Peter Root-Wiley, a senior at East Lansing High School who restrings instruments in Elderly’s repair shop, said another reason people like the store is because the salespeople don’t pressure customers.
“They’re always there to be helpful and they let you know that without making you feel nervous, which I’ve heard is a lot different from a lot of other music stores,” the 17-year-old said.
Billick said the employees do not work on commission.
“We kinda pride ourselves on giving honest advice,” he said.
Cynthia Bridge, who’s been with the store for about 30 years, said she also appreciates the honesty with customers.
“I absolutely love that when somebody comes here with an instrument they found in their grandparents’ attic, they have no idea what it is, (and) we will tell them it’s worth $5,000, $10,000, whatever, rather than just ‘Isn’t that nice? We’ll give you $100,’” the 52-year-old Haslett resident said.
Behind the scenes
While the showroom is jam-packed with inventory, more than half of Elderly’s work is done backstage through the store’s repair shop, mail-order system and Web site.
Elderly releases a yearly product catalogue, along with an internationally-circulated used instrument list sent out every few weeks and multiple e-mail lists to notify customers of new products.
Werbin credits much of Elderly’s growth to the mail-order list, which began in 1975.
“(Without the list) I don’t think we could get this big in Lansing,” he said, noting the mail order and Web site – essentially the same thing – make up 65-70 percent of the store’s business.
Elderly Instruments is also home to a mail-order and packaging department.

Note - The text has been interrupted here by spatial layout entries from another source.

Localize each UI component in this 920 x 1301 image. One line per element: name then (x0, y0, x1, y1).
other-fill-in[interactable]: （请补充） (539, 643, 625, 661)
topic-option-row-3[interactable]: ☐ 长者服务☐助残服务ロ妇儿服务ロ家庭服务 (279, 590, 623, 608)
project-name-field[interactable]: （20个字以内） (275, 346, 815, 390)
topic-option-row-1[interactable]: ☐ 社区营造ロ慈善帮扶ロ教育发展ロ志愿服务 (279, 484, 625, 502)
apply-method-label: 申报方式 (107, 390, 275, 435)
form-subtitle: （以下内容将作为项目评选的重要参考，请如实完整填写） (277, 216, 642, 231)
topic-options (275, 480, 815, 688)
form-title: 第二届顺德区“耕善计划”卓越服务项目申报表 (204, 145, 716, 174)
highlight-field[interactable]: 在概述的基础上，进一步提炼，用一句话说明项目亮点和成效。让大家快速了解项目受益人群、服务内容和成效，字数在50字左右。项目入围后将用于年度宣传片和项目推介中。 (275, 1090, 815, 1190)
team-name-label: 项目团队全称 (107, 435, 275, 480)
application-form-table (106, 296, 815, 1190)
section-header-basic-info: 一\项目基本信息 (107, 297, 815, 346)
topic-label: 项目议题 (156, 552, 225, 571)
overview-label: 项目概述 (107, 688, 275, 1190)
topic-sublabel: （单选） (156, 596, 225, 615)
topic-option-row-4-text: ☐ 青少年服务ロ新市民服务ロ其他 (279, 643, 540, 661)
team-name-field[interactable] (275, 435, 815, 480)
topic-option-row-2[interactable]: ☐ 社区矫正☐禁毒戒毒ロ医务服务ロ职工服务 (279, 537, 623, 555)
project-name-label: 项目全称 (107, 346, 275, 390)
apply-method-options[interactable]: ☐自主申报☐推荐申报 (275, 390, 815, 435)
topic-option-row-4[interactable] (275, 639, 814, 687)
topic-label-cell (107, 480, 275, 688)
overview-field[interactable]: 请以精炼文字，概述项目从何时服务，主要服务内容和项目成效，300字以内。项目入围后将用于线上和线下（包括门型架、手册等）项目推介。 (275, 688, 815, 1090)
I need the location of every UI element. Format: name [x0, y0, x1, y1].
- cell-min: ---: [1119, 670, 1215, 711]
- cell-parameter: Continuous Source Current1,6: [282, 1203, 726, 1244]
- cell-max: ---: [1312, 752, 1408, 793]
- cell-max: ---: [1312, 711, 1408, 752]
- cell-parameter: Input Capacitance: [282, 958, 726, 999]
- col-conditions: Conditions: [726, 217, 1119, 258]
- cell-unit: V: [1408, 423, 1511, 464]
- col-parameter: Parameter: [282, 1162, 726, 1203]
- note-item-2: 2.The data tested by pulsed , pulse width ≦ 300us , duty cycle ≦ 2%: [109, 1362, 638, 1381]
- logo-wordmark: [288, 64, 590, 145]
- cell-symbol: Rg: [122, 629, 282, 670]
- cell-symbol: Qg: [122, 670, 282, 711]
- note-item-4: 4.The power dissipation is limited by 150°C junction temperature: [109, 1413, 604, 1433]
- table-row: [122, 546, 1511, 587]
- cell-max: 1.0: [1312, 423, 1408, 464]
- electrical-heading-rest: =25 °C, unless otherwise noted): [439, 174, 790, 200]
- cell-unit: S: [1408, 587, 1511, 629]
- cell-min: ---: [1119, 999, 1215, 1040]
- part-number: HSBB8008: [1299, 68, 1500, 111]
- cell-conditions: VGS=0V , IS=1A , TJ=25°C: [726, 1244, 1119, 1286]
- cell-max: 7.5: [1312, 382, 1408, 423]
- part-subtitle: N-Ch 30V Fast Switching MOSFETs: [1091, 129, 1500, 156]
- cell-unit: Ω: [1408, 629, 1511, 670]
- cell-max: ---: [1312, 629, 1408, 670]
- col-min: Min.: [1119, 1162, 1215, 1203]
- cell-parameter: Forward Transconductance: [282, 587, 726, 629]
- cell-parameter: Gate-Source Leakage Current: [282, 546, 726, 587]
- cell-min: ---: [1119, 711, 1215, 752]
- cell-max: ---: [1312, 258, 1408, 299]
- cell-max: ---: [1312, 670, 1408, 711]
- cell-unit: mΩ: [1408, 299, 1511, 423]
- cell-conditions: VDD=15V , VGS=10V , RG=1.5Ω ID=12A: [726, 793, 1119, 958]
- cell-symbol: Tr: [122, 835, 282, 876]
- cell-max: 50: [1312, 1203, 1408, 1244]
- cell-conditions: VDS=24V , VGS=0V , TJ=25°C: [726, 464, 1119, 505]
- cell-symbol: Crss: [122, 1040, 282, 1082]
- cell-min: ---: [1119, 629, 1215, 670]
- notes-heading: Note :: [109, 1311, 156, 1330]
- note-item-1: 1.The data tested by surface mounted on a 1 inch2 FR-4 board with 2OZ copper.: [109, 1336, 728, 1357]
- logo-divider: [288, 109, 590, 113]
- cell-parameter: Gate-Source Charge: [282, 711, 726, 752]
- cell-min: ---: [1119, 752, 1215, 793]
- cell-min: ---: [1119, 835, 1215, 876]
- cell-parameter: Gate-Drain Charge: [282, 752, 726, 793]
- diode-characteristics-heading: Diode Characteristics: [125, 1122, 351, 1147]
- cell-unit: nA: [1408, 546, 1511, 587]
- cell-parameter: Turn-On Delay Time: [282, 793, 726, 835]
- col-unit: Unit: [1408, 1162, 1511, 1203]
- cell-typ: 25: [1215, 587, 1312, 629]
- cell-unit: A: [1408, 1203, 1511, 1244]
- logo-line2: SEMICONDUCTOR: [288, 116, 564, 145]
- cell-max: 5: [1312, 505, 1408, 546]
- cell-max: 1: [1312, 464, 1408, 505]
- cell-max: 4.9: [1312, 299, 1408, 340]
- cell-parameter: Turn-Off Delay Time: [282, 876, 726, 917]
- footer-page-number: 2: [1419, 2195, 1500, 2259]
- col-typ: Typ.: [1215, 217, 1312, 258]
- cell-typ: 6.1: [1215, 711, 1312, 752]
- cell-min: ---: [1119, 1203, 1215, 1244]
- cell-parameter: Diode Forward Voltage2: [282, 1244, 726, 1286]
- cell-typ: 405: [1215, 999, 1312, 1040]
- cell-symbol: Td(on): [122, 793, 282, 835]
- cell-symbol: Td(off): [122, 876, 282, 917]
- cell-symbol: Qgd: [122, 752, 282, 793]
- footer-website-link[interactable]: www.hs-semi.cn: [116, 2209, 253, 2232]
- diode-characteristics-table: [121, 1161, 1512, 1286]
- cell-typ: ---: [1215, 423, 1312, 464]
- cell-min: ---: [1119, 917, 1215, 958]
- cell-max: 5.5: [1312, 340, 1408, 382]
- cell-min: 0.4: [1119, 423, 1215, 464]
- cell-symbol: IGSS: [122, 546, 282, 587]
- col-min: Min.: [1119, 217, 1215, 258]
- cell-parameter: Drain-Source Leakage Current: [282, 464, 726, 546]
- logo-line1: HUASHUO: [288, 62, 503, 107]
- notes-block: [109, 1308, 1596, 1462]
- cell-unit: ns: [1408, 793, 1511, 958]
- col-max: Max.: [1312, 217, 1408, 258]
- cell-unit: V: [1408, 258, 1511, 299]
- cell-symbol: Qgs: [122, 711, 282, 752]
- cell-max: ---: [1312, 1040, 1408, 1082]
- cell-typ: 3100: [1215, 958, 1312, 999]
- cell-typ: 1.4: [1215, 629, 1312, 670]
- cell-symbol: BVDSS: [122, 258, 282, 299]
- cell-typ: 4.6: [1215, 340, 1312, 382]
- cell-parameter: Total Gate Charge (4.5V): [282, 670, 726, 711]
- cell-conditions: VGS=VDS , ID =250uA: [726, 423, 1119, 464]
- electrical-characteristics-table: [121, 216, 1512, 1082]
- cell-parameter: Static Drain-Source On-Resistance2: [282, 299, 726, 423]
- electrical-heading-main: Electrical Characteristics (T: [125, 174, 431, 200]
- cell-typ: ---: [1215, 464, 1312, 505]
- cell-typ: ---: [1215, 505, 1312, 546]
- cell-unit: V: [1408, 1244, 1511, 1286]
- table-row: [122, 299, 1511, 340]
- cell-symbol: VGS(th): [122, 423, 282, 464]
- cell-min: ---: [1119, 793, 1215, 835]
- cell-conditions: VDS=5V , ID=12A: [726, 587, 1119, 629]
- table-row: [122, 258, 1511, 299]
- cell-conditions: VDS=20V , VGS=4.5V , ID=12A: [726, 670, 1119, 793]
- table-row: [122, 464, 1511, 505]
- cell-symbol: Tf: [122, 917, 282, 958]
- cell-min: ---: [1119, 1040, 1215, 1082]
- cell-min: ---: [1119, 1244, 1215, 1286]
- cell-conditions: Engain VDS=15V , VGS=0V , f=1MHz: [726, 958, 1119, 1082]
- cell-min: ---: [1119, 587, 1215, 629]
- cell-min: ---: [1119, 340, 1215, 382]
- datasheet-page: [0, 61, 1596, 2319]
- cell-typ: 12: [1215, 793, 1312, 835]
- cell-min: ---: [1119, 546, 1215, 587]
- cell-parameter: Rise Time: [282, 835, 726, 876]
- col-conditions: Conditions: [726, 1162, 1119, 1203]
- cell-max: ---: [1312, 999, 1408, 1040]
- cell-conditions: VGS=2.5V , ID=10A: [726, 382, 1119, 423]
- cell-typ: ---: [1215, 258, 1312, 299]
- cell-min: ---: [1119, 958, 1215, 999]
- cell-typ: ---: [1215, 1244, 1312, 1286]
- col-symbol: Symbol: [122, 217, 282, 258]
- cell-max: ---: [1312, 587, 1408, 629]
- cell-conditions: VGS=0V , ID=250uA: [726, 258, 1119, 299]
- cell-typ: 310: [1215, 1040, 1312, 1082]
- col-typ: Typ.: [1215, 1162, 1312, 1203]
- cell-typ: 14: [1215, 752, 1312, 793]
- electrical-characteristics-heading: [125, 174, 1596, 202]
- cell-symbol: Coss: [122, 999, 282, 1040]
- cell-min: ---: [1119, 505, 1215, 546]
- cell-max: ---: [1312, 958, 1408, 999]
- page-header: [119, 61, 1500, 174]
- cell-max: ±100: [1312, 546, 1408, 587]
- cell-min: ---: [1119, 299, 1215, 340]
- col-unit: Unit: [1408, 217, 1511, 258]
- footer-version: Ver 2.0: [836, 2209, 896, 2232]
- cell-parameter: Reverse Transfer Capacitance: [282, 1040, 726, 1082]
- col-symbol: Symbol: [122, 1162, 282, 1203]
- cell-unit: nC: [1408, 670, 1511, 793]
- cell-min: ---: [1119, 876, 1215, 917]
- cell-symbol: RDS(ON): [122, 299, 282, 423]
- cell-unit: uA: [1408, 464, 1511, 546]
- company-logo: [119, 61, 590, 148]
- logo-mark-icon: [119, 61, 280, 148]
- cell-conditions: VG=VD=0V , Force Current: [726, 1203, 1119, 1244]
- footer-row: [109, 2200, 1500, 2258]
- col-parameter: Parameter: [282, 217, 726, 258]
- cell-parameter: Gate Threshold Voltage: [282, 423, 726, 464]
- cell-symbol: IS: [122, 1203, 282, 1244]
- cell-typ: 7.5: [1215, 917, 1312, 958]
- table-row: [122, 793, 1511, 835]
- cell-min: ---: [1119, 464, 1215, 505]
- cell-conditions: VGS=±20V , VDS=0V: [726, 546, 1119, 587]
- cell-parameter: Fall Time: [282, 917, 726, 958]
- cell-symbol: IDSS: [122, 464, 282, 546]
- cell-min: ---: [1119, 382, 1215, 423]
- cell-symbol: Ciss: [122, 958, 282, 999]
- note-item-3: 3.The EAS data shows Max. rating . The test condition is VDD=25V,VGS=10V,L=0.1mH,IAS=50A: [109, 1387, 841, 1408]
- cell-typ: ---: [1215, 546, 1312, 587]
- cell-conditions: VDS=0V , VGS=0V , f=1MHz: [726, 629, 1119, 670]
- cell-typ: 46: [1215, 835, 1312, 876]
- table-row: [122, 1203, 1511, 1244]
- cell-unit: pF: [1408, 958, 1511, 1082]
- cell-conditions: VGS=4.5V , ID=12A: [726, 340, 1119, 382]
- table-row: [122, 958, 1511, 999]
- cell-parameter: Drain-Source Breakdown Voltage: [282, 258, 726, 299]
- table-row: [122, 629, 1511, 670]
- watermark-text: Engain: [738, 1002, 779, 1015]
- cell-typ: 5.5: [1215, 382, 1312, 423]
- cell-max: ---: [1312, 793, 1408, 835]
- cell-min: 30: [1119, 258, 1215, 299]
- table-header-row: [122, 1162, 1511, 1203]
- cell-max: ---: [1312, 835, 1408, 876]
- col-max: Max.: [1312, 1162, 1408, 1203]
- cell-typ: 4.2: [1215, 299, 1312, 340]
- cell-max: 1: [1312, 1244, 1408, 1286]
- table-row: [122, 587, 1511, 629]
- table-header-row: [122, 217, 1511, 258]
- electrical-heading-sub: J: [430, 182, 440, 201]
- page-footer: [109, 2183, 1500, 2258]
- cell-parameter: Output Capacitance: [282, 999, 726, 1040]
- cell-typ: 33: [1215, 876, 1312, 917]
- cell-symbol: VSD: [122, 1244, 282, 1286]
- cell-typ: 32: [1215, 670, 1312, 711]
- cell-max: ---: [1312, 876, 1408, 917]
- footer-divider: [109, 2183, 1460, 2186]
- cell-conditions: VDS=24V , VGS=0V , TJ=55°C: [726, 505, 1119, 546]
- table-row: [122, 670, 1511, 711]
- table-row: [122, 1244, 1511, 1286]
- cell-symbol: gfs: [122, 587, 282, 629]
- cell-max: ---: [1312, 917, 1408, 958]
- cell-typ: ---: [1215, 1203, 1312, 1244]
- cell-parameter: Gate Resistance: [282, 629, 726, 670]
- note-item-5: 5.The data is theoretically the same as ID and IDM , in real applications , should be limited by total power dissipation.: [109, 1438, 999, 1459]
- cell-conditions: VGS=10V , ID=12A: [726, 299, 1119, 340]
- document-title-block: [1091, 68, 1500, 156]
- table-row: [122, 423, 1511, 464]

Werbin said 10 of the store’s about 85 employees work in the repair shop, doing customer repairs and preparing each instrument for the showroom.
“These guys can do just about anything that needs to be done on any kind of guitar and related stuff,” Werbin said. “What they do is central to the way we run the business.”
In his office in the building’s downstairs on Jan. 30, Werbin pulled out a 1944 C.F. Martin & Co. guitar brought into the store the day before.
But with a bridge and pickguard that were coming off, he said it needed a couple thousand dollars of work from the repair shop before it’ll be ready to sell for about $45,000.
“It’s as good a sounding acoustic guitar as you’d ever play,” Werbin said. “But if it doesn’t feel right, doesn’t play right, it’s not worth anything.”